In August 2016, Denver law enforcement officials, along with agents of the U.S. Drug Enforcement Administration and the U.S. Immigration and Customs Enforcement, culminated Operation Muchas Pacas, a yearlong drug interdiction effort. According to The Denver Post, it netted 25 criminal indictments, 47 pounds of heroin and $218,000 in cash.

But a year later, little has changed on the streets of the Mile High City — addicts continue to have easy access to Mexican heroin and can be found sprawled out around downtown, according to The Post.

In Salt Lake City, stepped-up efforts in Rio Grande have yielded increased seizures of illegal drugs. According to police stats, more than 189,000 doses of drugs valued at $1.5 million were seized in the area in 2016 — a jump of 58 percent over 2015. But there remains no shortage of heroin on the streets, according to patrol officers.

The large quantity of Mexican black tar heroin coming into the U.S. and Utah — along with its profitability — will continue to challenge law enforcement.

Black tar heroin has become an enterprise worth hundreds of millions of dollars per year. One kilogram yields 10,000 doses, which are sold at roughly $15 each. That’s a total of $150,000.


And there is no shortage on the production end. Heroin poppies grow in the mountains of the Sierra Madre Occidental and Sierra Madre del Sur for hundreds of miles near Mexico’s west coast from Chihuahua to Oaxaca, Quinones explained.

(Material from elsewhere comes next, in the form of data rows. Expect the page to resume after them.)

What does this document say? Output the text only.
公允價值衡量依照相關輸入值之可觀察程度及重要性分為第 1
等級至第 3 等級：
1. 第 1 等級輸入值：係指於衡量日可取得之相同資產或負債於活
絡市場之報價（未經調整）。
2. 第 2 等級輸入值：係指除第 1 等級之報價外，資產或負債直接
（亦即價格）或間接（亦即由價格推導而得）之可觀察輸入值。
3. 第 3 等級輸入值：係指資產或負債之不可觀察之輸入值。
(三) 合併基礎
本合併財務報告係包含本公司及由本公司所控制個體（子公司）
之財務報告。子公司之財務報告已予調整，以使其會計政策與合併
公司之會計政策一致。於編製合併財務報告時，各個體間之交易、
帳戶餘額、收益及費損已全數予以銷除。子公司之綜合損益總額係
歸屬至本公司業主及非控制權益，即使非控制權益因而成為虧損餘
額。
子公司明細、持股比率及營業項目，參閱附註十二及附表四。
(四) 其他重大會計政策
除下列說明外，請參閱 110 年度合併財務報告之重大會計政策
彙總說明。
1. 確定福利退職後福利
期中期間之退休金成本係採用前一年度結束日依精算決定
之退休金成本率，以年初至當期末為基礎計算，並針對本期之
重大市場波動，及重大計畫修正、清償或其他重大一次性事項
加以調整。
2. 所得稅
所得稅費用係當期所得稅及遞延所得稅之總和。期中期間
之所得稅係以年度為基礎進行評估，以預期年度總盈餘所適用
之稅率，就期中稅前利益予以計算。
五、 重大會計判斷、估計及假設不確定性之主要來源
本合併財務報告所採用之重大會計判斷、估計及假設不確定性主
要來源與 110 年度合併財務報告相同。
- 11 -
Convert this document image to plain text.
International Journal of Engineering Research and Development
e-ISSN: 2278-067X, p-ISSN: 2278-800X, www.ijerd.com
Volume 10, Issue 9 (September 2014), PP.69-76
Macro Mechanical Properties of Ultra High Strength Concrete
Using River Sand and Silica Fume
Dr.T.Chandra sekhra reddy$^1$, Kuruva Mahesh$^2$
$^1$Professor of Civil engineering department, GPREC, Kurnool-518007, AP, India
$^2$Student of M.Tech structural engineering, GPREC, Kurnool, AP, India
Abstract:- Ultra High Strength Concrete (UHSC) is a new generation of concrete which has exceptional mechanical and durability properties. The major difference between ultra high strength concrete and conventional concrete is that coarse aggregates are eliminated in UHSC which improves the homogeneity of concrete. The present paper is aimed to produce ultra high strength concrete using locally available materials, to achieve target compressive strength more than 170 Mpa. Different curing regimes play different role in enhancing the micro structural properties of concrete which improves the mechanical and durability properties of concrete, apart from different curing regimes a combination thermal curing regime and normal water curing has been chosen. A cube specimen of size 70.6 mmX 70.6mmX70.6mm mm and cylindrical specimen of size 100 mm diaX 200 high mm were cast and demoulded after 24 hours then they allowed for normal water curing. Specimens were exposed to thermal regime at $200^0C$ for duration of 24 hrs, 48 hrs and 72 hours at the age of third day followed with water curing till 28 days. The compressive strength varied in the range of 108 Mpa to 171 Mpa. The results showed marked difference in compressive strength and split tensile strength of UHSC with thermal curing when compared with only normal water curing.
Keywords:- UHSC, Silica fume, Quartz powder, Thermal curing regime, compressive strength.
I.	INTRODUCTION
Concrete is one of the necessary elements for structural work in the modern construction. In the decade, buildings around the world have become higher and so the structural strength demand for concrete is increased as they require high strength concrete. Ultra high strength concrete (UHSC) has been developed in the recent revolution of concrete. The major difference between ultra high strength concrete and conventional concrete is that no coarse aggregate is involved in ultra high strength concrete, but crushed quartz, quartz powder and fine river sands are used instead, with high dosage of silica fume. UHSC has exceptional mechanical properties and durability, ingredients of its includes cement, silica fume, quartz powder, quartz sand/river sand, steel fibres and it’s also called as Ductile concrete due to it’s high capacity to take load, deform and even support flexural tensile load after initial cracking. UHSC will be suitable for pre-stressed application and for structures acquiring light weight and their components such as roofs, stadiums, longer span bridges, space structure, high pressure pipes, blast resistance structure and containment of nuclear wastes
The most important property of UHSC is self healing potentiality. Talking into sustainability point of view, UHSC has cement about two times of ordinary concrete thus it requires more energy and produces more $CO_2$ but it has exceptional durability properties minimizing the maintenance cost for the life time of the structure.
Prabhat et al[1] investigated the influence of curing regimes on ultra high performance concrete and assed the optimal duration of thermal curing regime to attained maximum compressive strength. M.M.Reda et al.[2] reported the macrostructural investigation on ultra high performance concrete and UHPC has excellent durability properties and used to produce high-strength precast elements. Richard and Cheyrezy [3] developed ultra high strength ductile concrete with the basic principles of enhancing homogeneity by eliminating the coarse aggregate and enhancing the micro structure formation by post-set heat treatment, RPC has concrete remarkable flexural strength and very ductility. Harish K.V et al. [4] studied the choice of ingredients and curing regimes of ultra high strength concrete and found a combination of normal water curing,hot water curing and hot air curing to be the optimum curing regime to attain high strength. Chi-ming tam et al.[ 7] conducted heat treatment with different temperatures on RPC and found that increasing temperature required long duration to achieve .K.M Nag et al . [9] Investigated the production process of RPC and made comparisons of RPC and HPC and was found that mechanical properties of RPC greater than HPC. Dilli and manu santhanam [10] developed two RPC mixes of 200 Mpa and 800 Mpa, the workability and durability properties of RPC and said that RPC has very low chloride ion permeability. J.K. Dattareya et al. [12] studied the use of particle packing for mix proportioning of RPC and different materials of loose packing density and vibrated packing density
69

Black tar heroin is less refined than heroin coming from the Middle East or Afghanistan and much easier and less expensive to produce.

It also has more impurities. According to DEA data, overdose deaths have increased along with the influx of black tar heroin during the past seven years.

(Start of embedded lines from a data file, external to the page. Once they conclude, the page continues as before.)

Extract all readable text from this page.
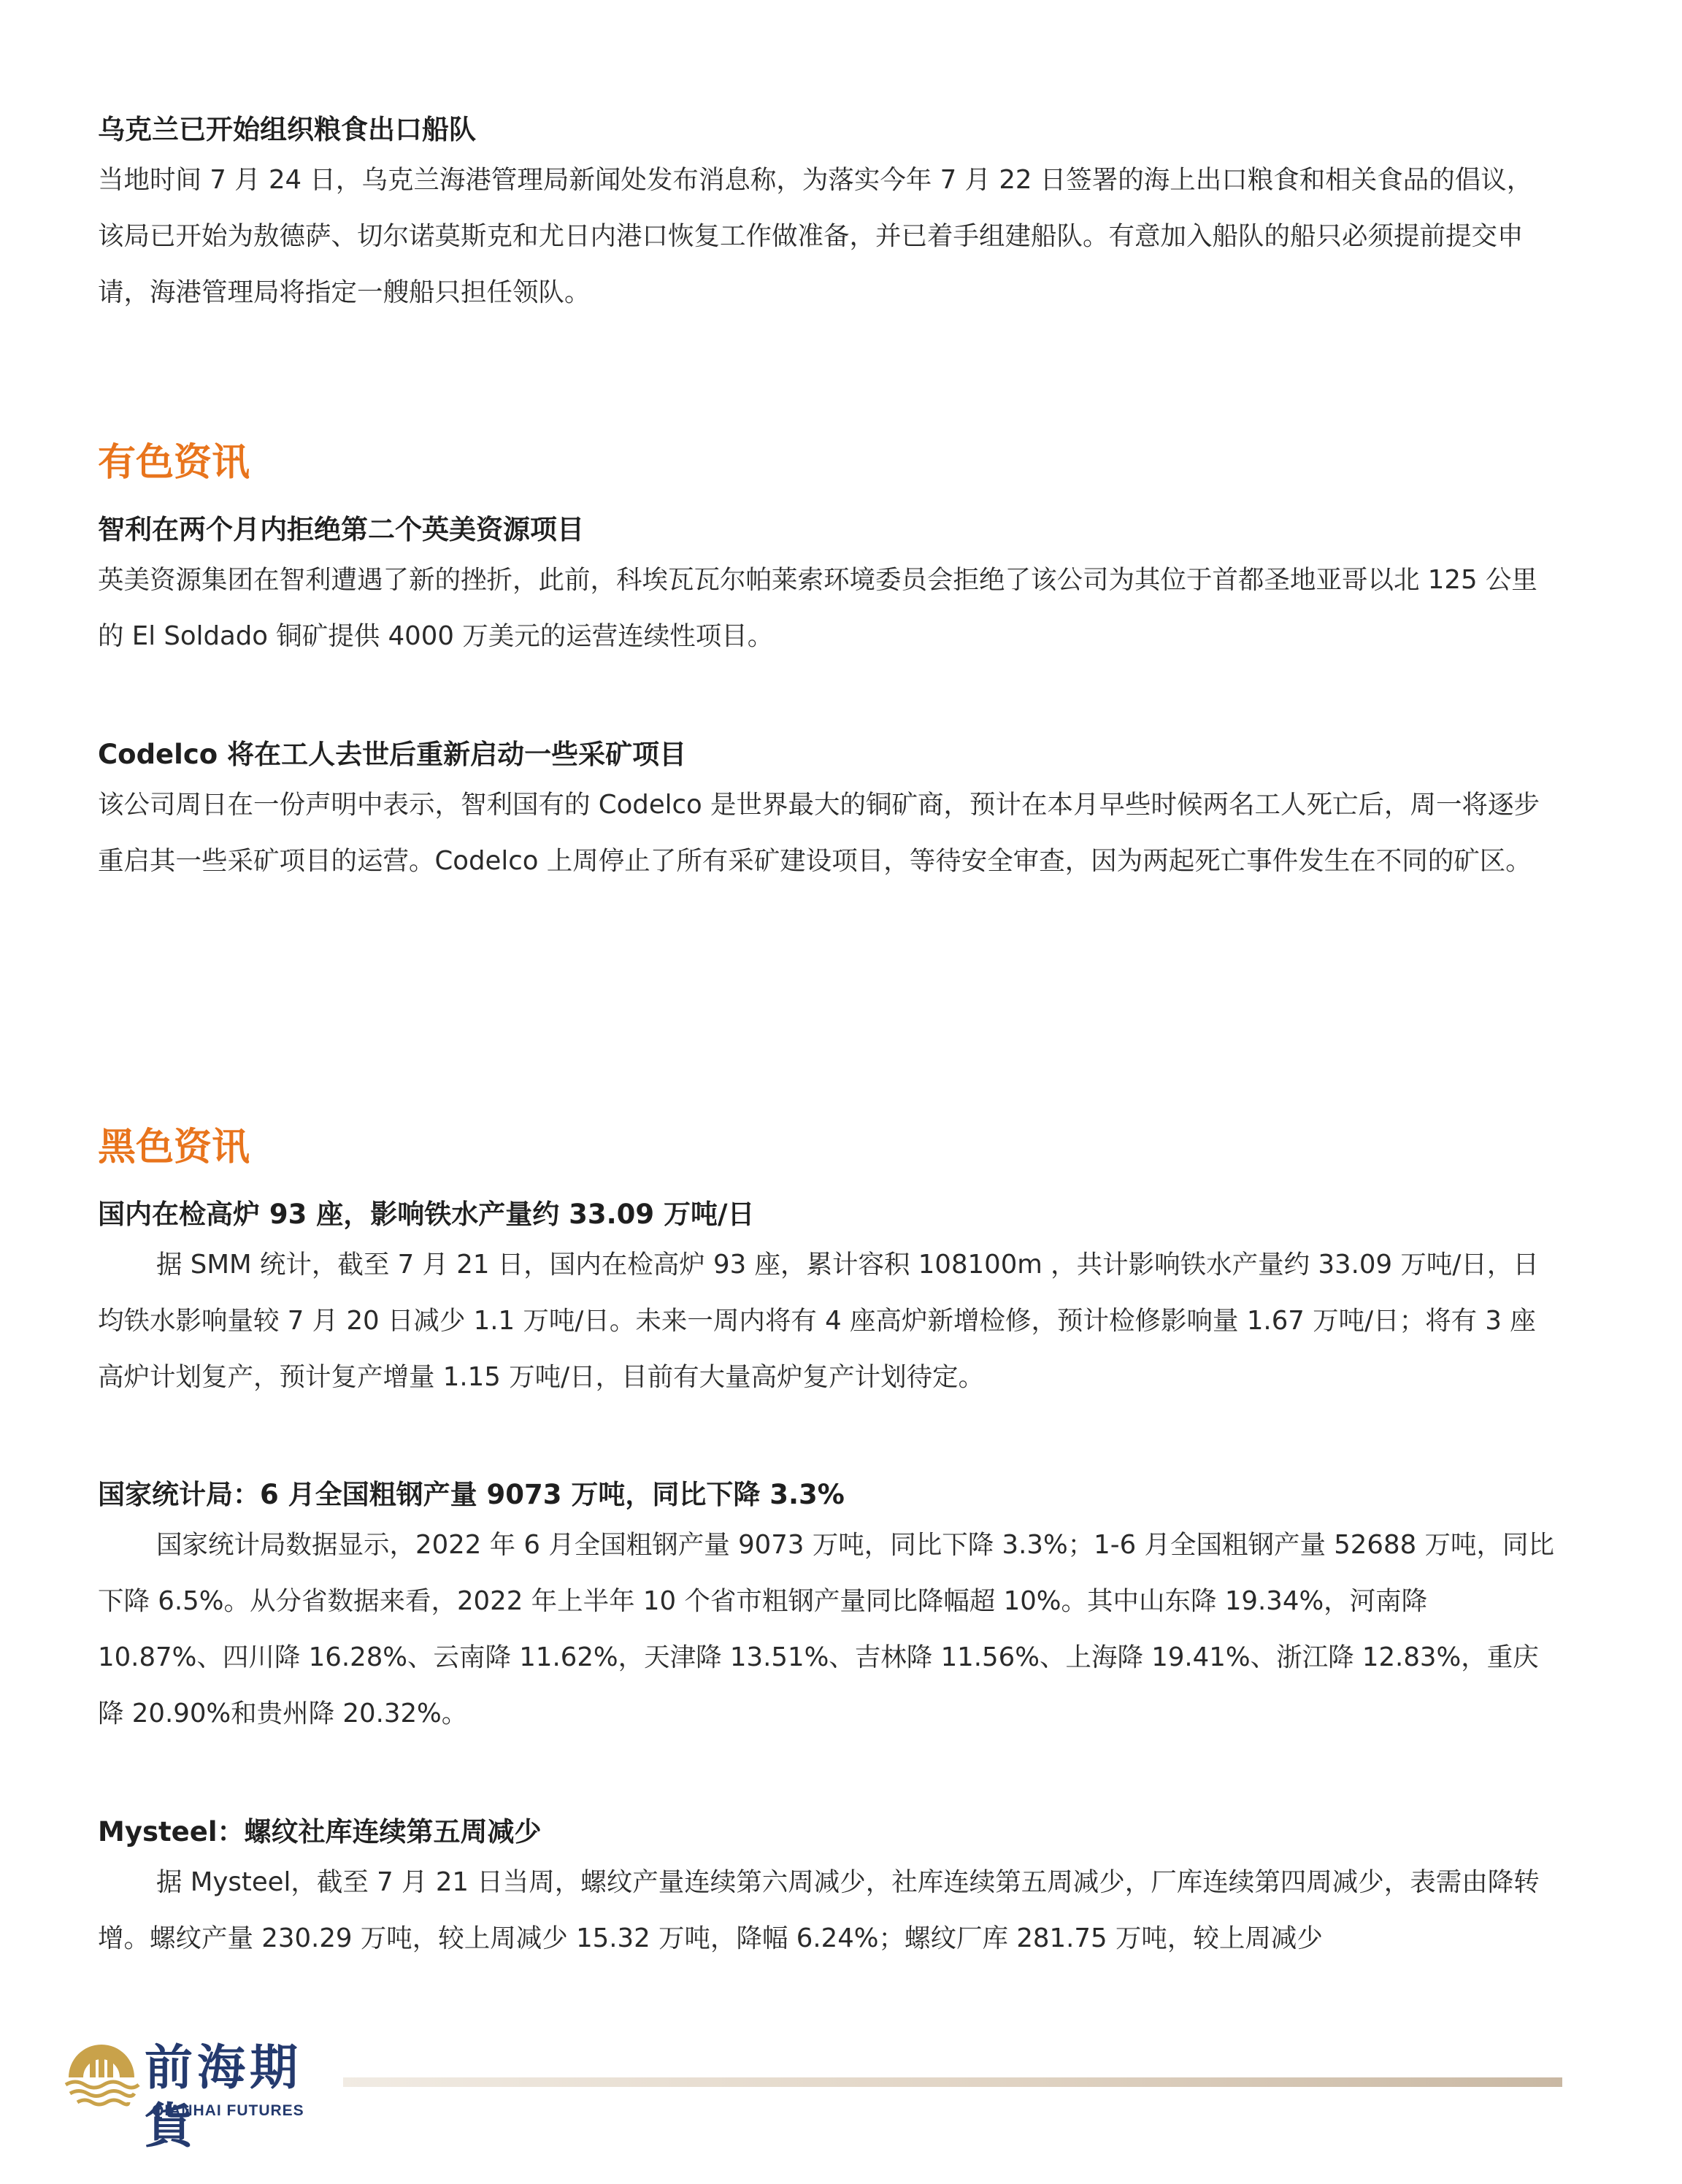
乌克兰已开始组织粮食出口船队

当地时间 7 月 24 日，乌克兰海港管理局新闻处发布消息称，为落实今年 7 月 22 日签署的海上出口粮食和相关食品的倡议，该局已开始为敖德萨、切尔诺莫斯克和尤日内港口恢复工作做准备，并已着手组建船队。有意加入船队的船只必须提前提交申请，海港管理局将指定一艘船只担任领队。

有色资讯
智利在两个月内拒绝第二个英美资源项目

英美资源集团在智利遭遇了新的挫折，此前，科埃瓦瓦尔帕莱索环境委员会拒绝了该公司为其位于首都圣地亚哥以北 125 公里的 El Soldado 铜矿提供 4000 万美元的运营连续性项目。

Codelco 将在工人去世后重新启动一些采矿项目

该公司周日在一份声明中表示，智利国有的 Codelco 是世界最大的铜矿商，预计在本月早些时候两名工人死亡后，周一将逐步重启其一些采矿项目的运营。Codelco 上周停止了所有采矿建设项目，等待安全审查，因为两起死亡事件发生在不同的矿区。

黑色资讯
国内在检高炉 93 座，影响铁水产量约 33.09 万吨/日

据 SMM 统计，截至 7 月 21 日，国内在检高炉 93 座，累计容积 108100m ，共计影响铁水产量约 33.09 万吨/日，日均铁水影响量较 7 月 20 日减少 1.1 万吨/日。未来一周内将有 4 座高炉新增检修，预计检修影响量 1.67 万吨/日；将有 3 座高炉计划复产，预计复产增量 1.15 万吨/日，目前有大量高炉复产计划待定。

国家统计局：6 月全国粗钢产量 9073 万吨，同比下降 3.3%

国家统计局数据显示，2022 年 6 月全国粗钢产量 9073 万吨，同比下降 3.3%；1-6 月全国粗钢产量 52688 万吨，同比下降 6.5%。从分省数据来看，2022 年上半年 10 个省市粗钢产量同比降幅超 10%。其中山东降 19.34%，河南降 10.87%、四川降 16.28%、云南降 11.62%，天津降 13.51%、吉林降 11.56%、上海降 19.41%、浙江降 12.83%，重庆降 20.90%和贵州降 20.32%。

Mysteel：螺纹社库连续第五周减少

据 Mysteel，截至 7 月 21 日当周，螺纹产量连续第六周减少，社库连续第五周减少，厂库连续第四周减少，表需由降转增。螺纹产量 230.29 万吨，较上周减少 15.32 万吨，降幅 6.24%；螺纹厂库 281.75 万吨，较上周减少

前海期貨
QIANHAI FUTURES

Salt Lake City used to be a point of transfer for drugs headed elsewhere, said Sgt. Chad Jensen, Utah Department of Public Safety. But now, Utah’s capital is a known market and heroin is coming largely through the highways.


It comes in cars, trucks and buses. Passengers will tape chunks of black tar to their legs. The stream of small packages of five to 13 pounds is endless, Jensen said. (One kilogram is equivalent to 2.2 pounds.)


Drug franchise holders use runners with cars and cellphones and do a thriving business in cities and suburbs. But downtown areas, like the Rio Grande district, tend to be the targets of Honduran drug runners, who specialize in walk-up trading, Quinones noted. They sell mostly to junkies.

Salt Lake City police say that most of the dealers they arrest around Rio Grande Street and 500 West are from Honduras. But they are the little fish, not the franchise holders. As soon as one runner is arrested, there is another to take his place, said police Sgt. Sam Wolf, who patrols the area.

Because the couriers don’t know whom they are working for, they can’t give them up to investigators. And the Mexican black tar heroin keeps coming.